Don Pasquale © A Bofill
A pesar del clima de protesta y el griterío a las puertas del recinto, protagonizado por los acomodadores del coliseo barcelonés en vaga, la irresistible música del fecundo compositor italiano hizo olvidar bien pronto al público la tensión del vestíbulo, sumergiéndole en la graciosa trama de la que ha sido considerada la última de las grandes óperas bufas de la escuela italiana. El talento cómico exhibido por Donizetti unos años antes en su popular “Elisir d’amore” (1832) fue explotado nuevamente, y enriquecido con una vibrante y colorista orquestación – de acentos románticos y resonancias mozartianas-, en este entrañable título tardío (1843) concebido poco tiempo antes de que una enfermedad venérea le privara de sus facultades creativas y su uso de razón.
El director de escena francés se vale de una austera puesta en escena (una estancia desnuda con un sofá y una simple lámpara), situada sobre una plataforma giratoria, que en el tercer acto la pretendida Sofronia pone, literalmente, patas arriba.
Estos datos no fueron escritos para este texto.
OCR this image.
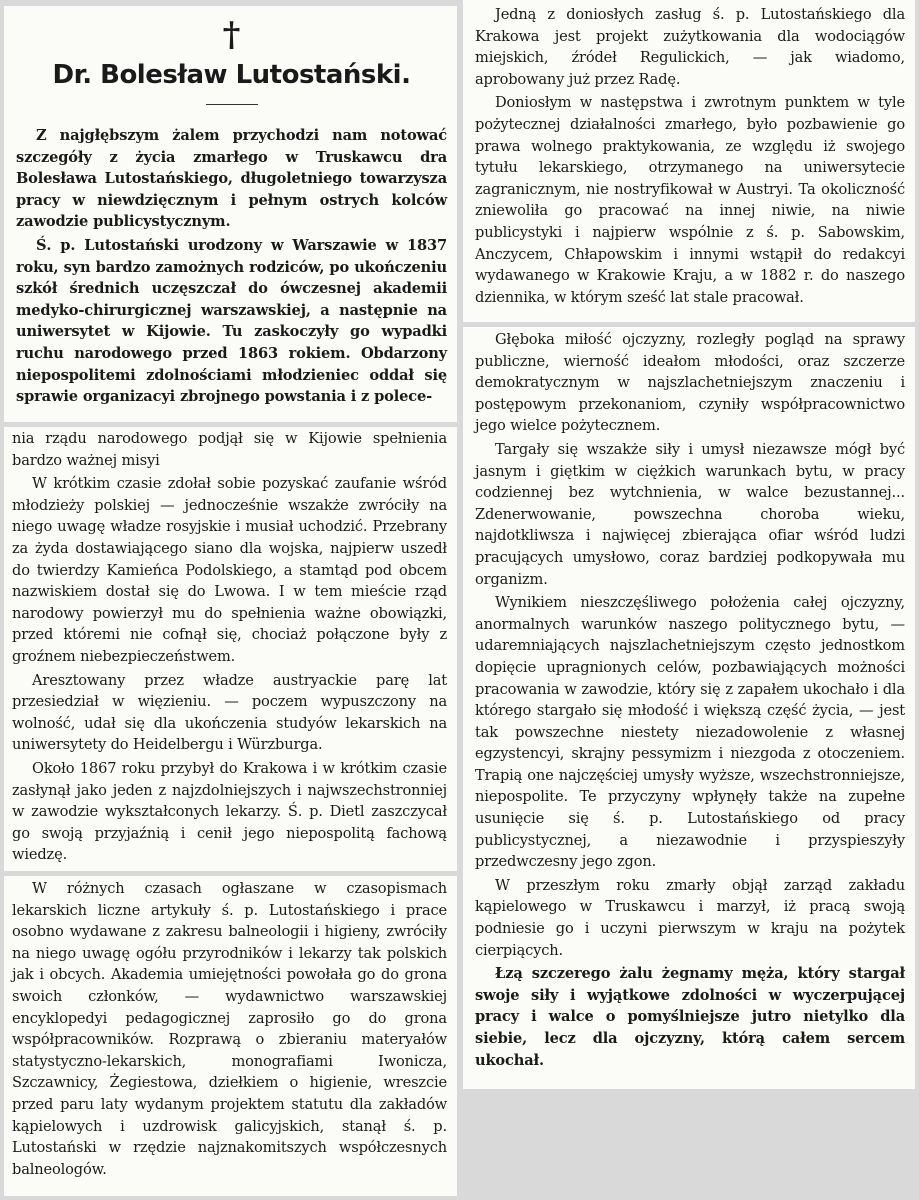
†
Dr. Bolesław Lutostański.

Z najgłębszym żalem przychodzi nam notować szczegóły z życia zmarłego w Truskawcu dra Bolesława Lutostańskiego, długoletniego towarzysza pracy w niewdzięcznym i pełnym ostrych kolców zawodzie publicystycznym.

Ś. p. Lutostański urodzony w Warszawie w 1837 roku, syn bardzo zamożnych rodziców, po ukończeniu szkół średnich uczęszczał do ówczesnej akademii medyko-chirurgicznej warszawskiej, a następnie na uniwersytet w Kijowie. Tu zaskoczyły go wypadki ruchu narodowego przed 1863 rokiem. Obdarzony niepospolitemi zdolnościami młodzieniec oddał się sprawie organizacyi zbrojnego powstania i z polece-

nia rządu narodowego podjął się w Kijowie spełnienia bardzo ważnej misyi

W krótkim czasie zdołał sobie pozyskać zaufanie wśród młodzieży polskiej — jednocześnie wszakże zwróciły na niego uwagę władze rosyjskie i musiał uchodzić. Przebrany za żyda dostawiającego siano dla wojska, najpierw uszedł do twierdzy Kamieńca Podolskiego, a stamtąd pod obcem nazwiskiem dostał się do Lwowa. I w tem mieście rząd narodowy powierzył mu do spełnienia ważne obowiązki, przed któremi nie cofnął się, chociaż połączone były z groźnem niebezpieczeństwem.

Aresztowany przez władze austryackie parę lat przesiedział w więzieniu. — poczem wypuszczony na wolność, udał się dla ukończenia studyów lekarskich na uniwersytety do Heidelbergu i Würzburga.

Około 1867 roku przybył do Krakowa i w krótkim czasie zasłynął jako jeden z najzdolniejszych i najwszechstronniej w zawodzie wykształconych lekarzy. Ś. p. Dietl zaszczycał go swoją przyjaźnią i cenił jego niepospolitą fachową wiedzę.

W różnych czasach ogłaszane w czasopismach lekarskich liczne artykuły ś. p. Lutostańskiego i prace osobno wydawane z zakresu balneologii i higieny, zwróciły na niego uwagę ogółu przyrodników i lekarzy tak polskich jak i obcych. Akademia umiejętności powołała go do grona swoich członków, — wydawnictwo warszawskiej encyklopedyi pedagogicznej zaprosiło go do grona współpracowników. Rozprawą o zbieraniu materyałów statystyczno-lekarskich, monografiami Iwonicza, Szczawnicy, Żegiestowa, dziełkiem o higienie, wreszcie przed paru laty wydanym projektem statutu dla zakładów kąpielowych i uzdrowisk galicyjskich, stanął ś. p. Lutostański w rzędzie najznakomitszych współczesnych balneologów.

Jedną z doniosłych zasług ś. p. Lutostańskiego dla Krakowa jest projekt zużytkowania dla wodociągów miejskich, źródeł Regulickich, — jak wiadomo, aprobowany już przez Radę.

Doniosłym w następstwa i zwrotnym punktem w tyle pożytecznej działalności zmarłego, było pozbawienie go prawa wolnego praktykowania, ze względu iż swojego tytułu lekarskiego, otrzymanego na uniwersytecie zagranicznym, nie nostryfikował w Austryi. Ta okoliczność zniewoliła go pracować na innej niwie, na niwie publicystyki i najpierw wspólnie z ś. p. Sabowskim, Anczycem, Chłapowskim i innymi wstąpił do redakcyi wydawanego w Krakowie Kraju, a w 1882 r. do naszego dziennika, w którym sześć lat stale pracował.

Głęboka miłość ojczyzny, rozległy pogląd na sprawy publiczne, wierność ideałom młodości, oraz szczerze demokratycznym w najszlachetniejszym znaczeniu i postępowym przekonaniom, czyniły współpracownictwo jego wielce pożytecznem.

Targały się wszakże siły i umysł niezawsze mógł być jasnym i giętkim w ciężkich warunkach bytu, w pracy codziennej bez wytchnienia, w walce bezustannej... Zdenerwowanie, powszechna choroba wieku, najdotkliwsza i najwięcej zbierająca ofiar wśród ludzi pracujących umysłowo, coraz bardziej podkopywała mu organizm.

Wynikiem nieszczęśliwego położenia całej ojczyzny, anormalnych warunków naszego politycznego bytu, — udaremniających najszlachetniejszym często jednostkom dopięcie upragnionych celów, pozbawiających możności pracowania w zawodzie, który się z zapałem ukochało i dla którego stargało się młodość i większą część życia, — jest tak powszechne niestety niezadowolenie z własnej egzystencyi, skrajny pessymizm i niezgoda z otoczeniem. Trapią one najczęściej umysły wyższe, wszechstronniejsze, niepospolite. Te przyczyny wpłynęły także na zupełne usunięcie się ś. p. Lutostańskiego od pracy publicystycznej, a niezawodnie i przyspieszyły przedwczesny jego zgon.

W przeszłym roku zmarły objął zarząd zakładu kąpielowego w Truskawcu i marzył, iż pracą swoją podniesie go i uczyni pierwszym w kraju na pożytek cierpiących.

Łzą szczerego żalu żegnamy męża, który stargał swoje siły i wyjątkowe zdolności w wyczerpującej pracy i walce o pomyślniejsze jutro nietylko dla siebie, lecz dla ojczyzny, którą całem sercem ukochał.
Una austeridad que compensa con un hábil movimiento escénico y una iluminación francamente destacable (especialmente en el tercer acto). Contribuyeron a facilitarle la faena, un equipo de cantantes de muy alto rendimiento, encabezados por un Don Pasquale (Lorenzo Regazzo) de notable autoridad escénica –aunque de voz poco voluminosa-, muy bien secundado el elegante nipotino de Juan Francisco Gatell y la feliz Norina/Sofronia de Valentina Nafornita. Mención aparte merece el extraordinario Malatesta de Mariusz Kwiecierí, a quien después de este exitoso debut liceísta –aunque ya participó en el Concurso Viñas de 1998- confiamos ver más a menudo por este teatro.
El joven director de La Fenice, Diego Matheuz, supo sacar un óptimo sonido del foso, aunque en ocasiones tendió a dar excesivo protagonismo a la orquesta en detrimento de las voces. El coro redondeó la función inaugural gracias al buen trabajo de Conxita García.